Question: I currently have a UK ltd and I'm not a fan of having to pay tax on every profit, even if it's not distributed. I keep the most profit in the company. How does the Estonian system differ from this? And what would be the appropriate method to redomicile the UK company to Estonia and how much would it cost?

Our answer: Estonia does not tax the profits of the company as long as they are not distributed, i.e. reinvested profit is not subject to tax. But when profit is distributed, Estonia applies the following taxes: (i) profit tax and (ii) dividend tax. An Estonian company might work in your case only if you are not planning to withdraw money in the form of dividends. As a general rule, Estonian tax authorities examine all expenses of the company very carefully to prevent taking money from the country without taxation. I have clients who came to Estonia a long time ago, made good profits, but can’t find a way to get out of there without paying taxes.

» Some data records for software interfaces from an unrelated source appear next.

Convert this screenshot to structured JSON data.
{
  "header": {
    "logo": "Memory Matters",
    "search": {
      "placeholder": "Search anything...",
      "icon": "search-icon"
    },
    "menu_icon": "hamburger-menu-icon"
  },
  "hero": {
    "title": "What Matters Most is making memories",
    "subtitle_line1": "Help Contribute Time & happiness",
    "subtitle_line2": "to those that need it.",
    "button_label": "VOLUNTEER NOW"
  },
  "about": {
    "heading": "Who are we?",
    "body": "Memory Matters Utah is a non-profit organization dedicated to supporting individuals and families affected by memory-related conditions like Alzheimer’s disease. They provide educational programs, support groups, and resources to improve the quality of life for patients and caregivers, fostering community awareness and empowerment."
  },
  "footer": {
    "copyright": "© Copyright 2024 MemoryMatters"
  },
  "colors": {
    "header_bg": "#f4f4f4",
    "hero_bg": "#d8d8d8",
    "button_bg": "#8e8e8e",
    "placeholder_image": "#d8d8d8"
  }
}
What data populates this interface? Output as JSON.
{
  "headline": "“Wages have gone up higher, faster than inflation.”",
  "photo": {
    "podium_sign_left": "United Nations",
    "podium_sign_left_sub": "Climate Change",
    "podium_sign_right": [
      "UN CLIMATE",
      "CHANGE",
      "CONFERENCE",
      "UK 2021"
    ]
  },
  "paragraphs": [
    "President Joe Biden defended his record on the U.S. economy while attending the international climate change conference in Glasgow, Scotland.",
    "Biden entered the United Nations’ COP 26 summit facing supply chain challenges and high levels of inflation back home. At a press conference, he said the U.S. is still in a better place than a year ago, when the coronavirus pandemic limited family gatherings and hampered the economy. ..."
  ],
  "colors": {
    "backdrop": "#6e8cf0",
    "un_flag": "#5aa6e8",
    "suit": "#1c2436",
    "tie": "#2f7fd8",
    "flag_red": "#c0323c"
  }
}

In your case, I would be looking for other solutions. For example, a Cyprus company might benefit from special tax incentives and pay only 2.5% corporate income tax rate in some instances. Maltese companies are subject to an effective tax rate of 5%. The United Arab Emirates does not apply corporate income tax at all. All these countries do not tax dividends paid to the shareholder. However, dividends would be taxed in the UK under domestic rules. You could take a part of the money as salaries in these countries and depending on the circumstances salaries would be taxed at a low rate (in UAE – 0%). Under UK and Cyprus, Malta and UAE treaty for the avoidance of double taxation, the UK does not have any right to tax these salaries in the country.